Ils reviennent! Et à la faveur d’une guerre régionale! Qui aurait cru que les Israéliens allaient remettre le pied au Liban après leur départ précipité en mai 2000? Mais c’est à croire que cette fois-ci, ils s’accrocheront au terrain et s’y maintiendront. Et pas seulement pour 33 jours, comme en 2006.
Tel Aviv a tendu le piège et la République islamique d’Iran a relevé le gant en lançant, en ce début de mois, ses 181 missiles hypersoniques sur le territoire ennemi. Le régime des ayatollahs ne pouvait rester les bras croisés alors que, depuis le 30 septembre au soir, les Israéliens reprenaient leurs incursions dans le sud libanais et assénaient des coups imparables à la hiérarchie comme aux structures militaires du Hezb avec tout ce que cela pouvait entraîner comme déplacement de population civile.
L’État hébreu prétend ne chercher qu’à protéger ses ressortissants du Nord et n’avoir d’autre objectif que de les ramener dans leurs foyers. Mais, en fait, ce n’est qu’un prétexte pour poursuivre sa politique de terre brûlée, car il projette de réoccuper des territoires adjacents aux siens. Sa machine de guerre va ratisser des zones entières pour débusquer l’ennemi. Or, tapis dans leurs caches, les hezbollahis vont leur livrer des combats de guérilleros, c’est-à-dire d’homme à homme(1). Ce sera la «guerre des tunnels» où la haute technicité ne pourra faire la différence.
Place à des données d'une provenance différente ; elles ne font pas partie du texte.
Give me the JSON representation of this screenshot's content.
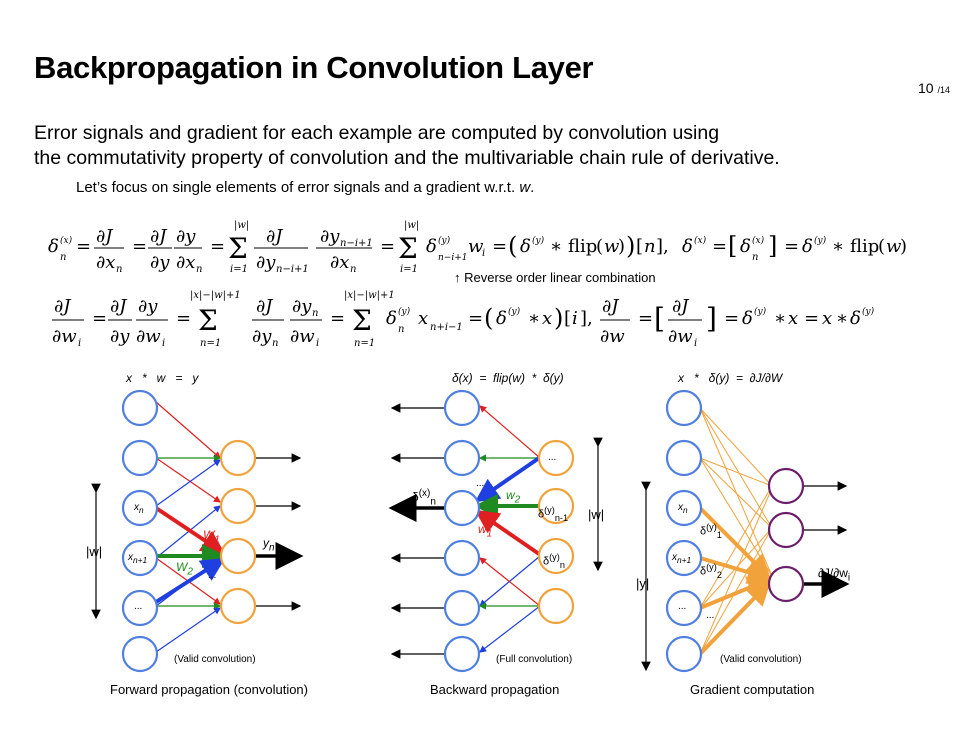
{
  "slide": {
    "title": "Backpropagation in Convolution Layer",
    "page": "10",
    "page_total": "/14",
    "subtitle_line1": "Error signals and gradient for each example are computed by convolution using",
    "subtitle_line2": "the commutativity property of convolution and the multivariable chain rule of derivative.",
    "focus": "Let’s focus on single elements of error signals and a gradient w.r.t. w.",
    "eq1": "δ⁽ˣ⁾ₙ = ∂J/∂xₙ = ∂J/∂y · ∂y/∂xₙ = Σᵢ₌₁^|w| ∂J/∂yₙ₋ᵢ₊₁ · ∂yₙ₋ᵢ₊₁/∂xₙ = Σᵢ₌₁^|w| δ⁽ʸ⁾ₙ₋ᵢ₊₁ wᵢ = (δ⁽ʸ⁾ * flip(w))[n],  δ⁽ˣ⁾ = [δ⁽ˣ⁾ₙ] = δ⁽ʸ⁾ * flip(w)",
    "eq2": "∂J/∂wᵢ = ∂J/∂y · ∂y/∂wᵢ = Σₙ₌₁^|x|−|w|+1 ∂J/∂yₙ · ∂yₙ/∂wᵢ = Σₙ₌₁^|x|−|w|+1 δ⁽ʸ⁾ₙ xₙ₊ᵢ₋₁ = (δ⁽ʸ⁾ * x)[i],  ∂J/∂w = [∂J/∂wᵢ] = δ⁽ʸ⁾ * x = x * δ⁽ʸ⁾",
    "note": "↑ Reverse order linear combination"
  },
  "panels": {
    "forward": {
      "header": "x   *   w   =   y",
      "caption": "Forward propagation (convolution)",
      "valid": "(Valid convolution)",
      "labels": {
        "xn": "xn",
        "xn1": "xn+1",
        "w1": "W1",
        "w2": "W2",
        "yn": "yn",
        "w_len": "|w|",
        "dots1": "...",
        "dots2": "..."
      }
    },
    "backward": {
      "header": "δ(x)  =  flip(w)  *  δ(y)",
      "caption": "Backward propagation",
      "valid": "(Full convolution)",
      "labels": {
        "dx": "δ(x)n",
        "dyn1": "δ(y)n-1",
        "dyn": "δ(y)n",
        "w1": "w1",
        "w2": "w2",
        "w_len": "|w|",
        "dots1": "...",
        "dots2": "..."
      }
    },
    "gradient": {
      "header": "x   *   δ(y)  =  ∂J/∂W",
      "caption": "Gradient computation",
      "valid": "(Valid convolution)",
      "labels": {
        "xn": "xn",
        "xn1": "xn+1",
        "dy1": "δ(y)1",
        "dy2": "δ(y)2",
        "y_len": "|y|",
        "dJdw": "∂J/∂wi",
        "dots1": "...",
        "dots2": "..."
      }
    }
  },
  "colors": {
    "input_node": "#4f7fe0",
    "output_node": "#f2a23b",
    "grad_node": "#6b1f6b",
    "red": "#e02020",
    "green": "#1f8a1f",
    "blue": "#1f3fe0"
  }
}
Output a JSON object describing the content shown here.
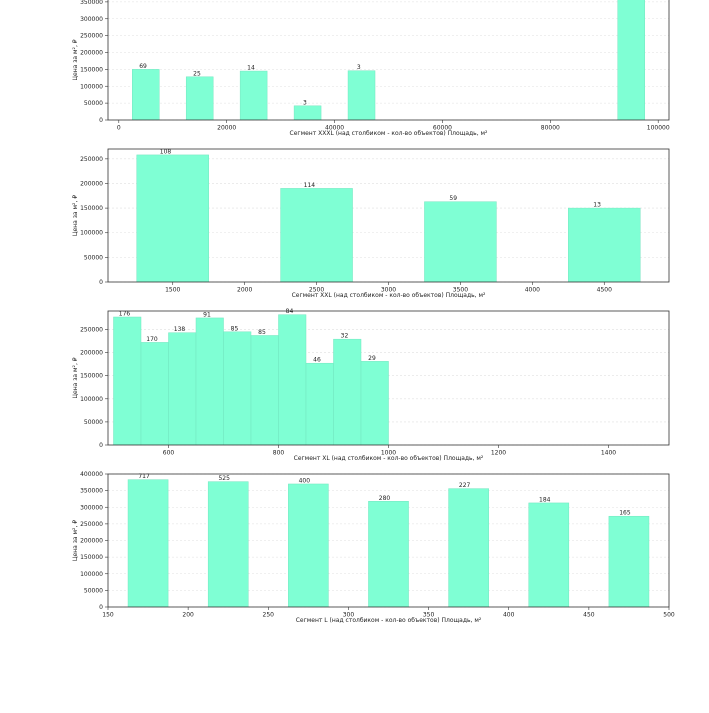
{
  "colors": {
    "bar": "#7fffd4",
    "bar_edge": "#73e6bf",
    "axis": "#333333",
    "grid": "#e0e0e0"
  },
  "chart_data": [
    {
      "type": "bar",
      "xlabel": "Сегмент XXXL (над столбиком - кол-во объектов)   Площадь, м²",
      "ylabel": "Цена за м², ₽",
      "xlim": [
        -2000,
        102000
      ],
      "ylim": [
        0,
        400000
      ],
      "grid": true,
      "x_ticks": [
        0,
        20000,
        40000,
        60000,
        80000,
        100000
      ],
      "x_tick_labels": [
        "0",
        "20000",
        "40000",
        "60000",
        "80000",
        "100000"
      ],
      "y_ticks": [
        0,
        50000,
        100000,
        150000,
        200000,
        250000,
        300000,
        350000
      ],
      "y_tick_labels": [
        "0",
        "50000",
        "100000",
        "150000",
        "200000",
        "250000",
        "300000",
        "350000"
      ],
      "bar_width": 5000,
      "x": [
        5000,
        15000,
        25000,
        35000,
        45000,
        95000
      ],
      "values": [
        150000,
        128000,
        145000,
        42000,
        146000,
        400000
      ],
      "labels": [
        "69",
        "25",
        "14",
        "3",
        "3",
        ""
      ]
    },
    {
      "type": "bar",
      "xlabel": "Сегмент XXL (над столбиком - кол-во объектов)   Площадь, м²",
      "ylabel": "Цена за м², ₽",
      "xlim": [
        1050,
        4950
      ],
      "ylim": [
        0,
        270000
      ],
      "grid": true,
      "x_ticks": [
        1500,
        2000,
        2500,
        3000,
        3500,
        4000,
        4500
      ],
      "x_tick_labels": [
        "1500",
        "2000",
        "2500",
        "3000",
        "3500",
        "4000",
        "4500"
      ],
      "y_ticks": [
        0,
        50000,
        100000,
        150000,
        200000,
        250000
      ],
      "y_tick_labels": [
        "0",
        "50000",
        "100000",
        "150000",
        "200000",
        "250000"
      ],
      "bar_width": 500,
      "x": [
        1500,
        2500,
        3500,
        4500
      ],
      "values": [
        258000,
        190000,
        163000,
        150000
      ],
      "labels": [
        "108",
        "114",
        "59",
        "13"
      ]
    },
    {
      "type": "bar",
      "xlabel": "Сегмент XL (над столбиком - кол-во объектов)   Площадь, м²",
      "ylabel": "Цена за м², ₽",
      "xlim": [
        490,
        1510
      ],
      "ylim": [
        0,
        290000
      ],
      "grid": true,
      "x_ticks": [
        600,
        800,
        1000,
        1200,
        1400
      ],
      "x_tick_labels": [
        "600",
        "800",
        "1000",
        "1200",
        "1400"
      ],
      "y_ticks": [
        0,
        50000,
        100000,
        150000,
        200000,
        250000
      ],
      "y_tick_labels": [
        "0",
        "50000",
        "100000",
        "150000",
        "200000",
        "250000"
      ],
      "bar_width": 50,
      "x": [
        525,
        575,
        625,
        675,
        725,
        775,
        825,
        875,
        925,
        975
      ],
      "values": [
        277000,
        222000,
        243000,
        275000,
        245000,
        237000,
        282000,
        177000,
        229000,
        181000
      ],
      "labels": [
        "176",
        "170",
        "138",
        "91",
        "85",
        "85",
        "84",
        "46",
        "32",
        "29"
      ]
    },
    {
      "type": "bar",
      "xlabel": "Сегмент L (над столбиком - кол-во объектов)   Площадь, м²",
      "ylabel": "Цена за м², ₽",
      "xlim": [
        150,
        500
      ],
      "ylim": [
        0,
        400000
      ],
      "grid": true,
      "x_ticks": [
        150,
        200,
        250,
        300,
        350,
        400,
        450,
        500
      ],
      "x_tick_labels": [
        "150",
        "200",
        "250",
        "300",
        "350",
        "400",
        "450",
        "500"
      ],
      "y_ticks": [
        0,
        50000,
        100000,
        150000,
        200000,
        250000,
        300000,
        350000,
        400000
      ],
      "y_tick_labels": [
        "0",
        "50000",
        "100000",
        "150000",
        "200000",
        "250000",
        "300000",
        "350000",
        "400000"
      ],
      "bar_width": 25,
      "x": [
        175,
        225,
        275,
        325,
        375,
        425,
        475
      ],
      "values": [
        383000,
        377000,
        370000,
        318000,
        356000,
        313000,
        273000
      ],
      "labels": [
        "717",
        "525",
        "400",
        "280",
        "227",
        "184",
        "165"
      ]
    }
  ]
}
Un cessez-le-feu à vau-l’eau
Un état des lieux d’avant les incursions terrestres peut nous éclairer: le président américain nous avait prévenus, lors d’une interview sur ABC, qu’au Moyen-Orient «une guerre généralisée est possible», alors qu’aux Nations unies, le président Macron clamait de profundis qu’au Liban «il ne peut y avoir de guerre». Et, qui plus est, Paris venait de nous dépêcher son ministre des Affaires étrangères qui a remis sur le tapis le projet franco-américain d’arrêt des combats. Au total, nous, Libanais, ne sommes pas les laissés-pour-compte de la diplomatie occidentale, comme le seraient, par exemple, les Soudanais. En effet, et jusqu’à hier encore, l’administration américaine s’obstinait à vouloir «mettre en place un cessez-le-feu temporaire de 21 jours entre Israël et le Hezbollah, tout en relançant les négociations en vue d’un accord sur les otages et de mettre fin à la guerre à Gaza»(2). Vaste programme, qui a pris l’eau depuis, et qui aurait exigé que le Hezbollah, dont la direction vient d’être purgée, acceptât les conditions dudit cessez-le-feu avant qu’une trêve formelle ne fût conclue à Gaza(3). Si le nouveau Secrétaire général de la milice chiite venait à y consentir, il perdrait la face alors qu’il est censé faire preuve d’esprit offensif pour raffermir son pouvoir et venger son prédécesseur(4).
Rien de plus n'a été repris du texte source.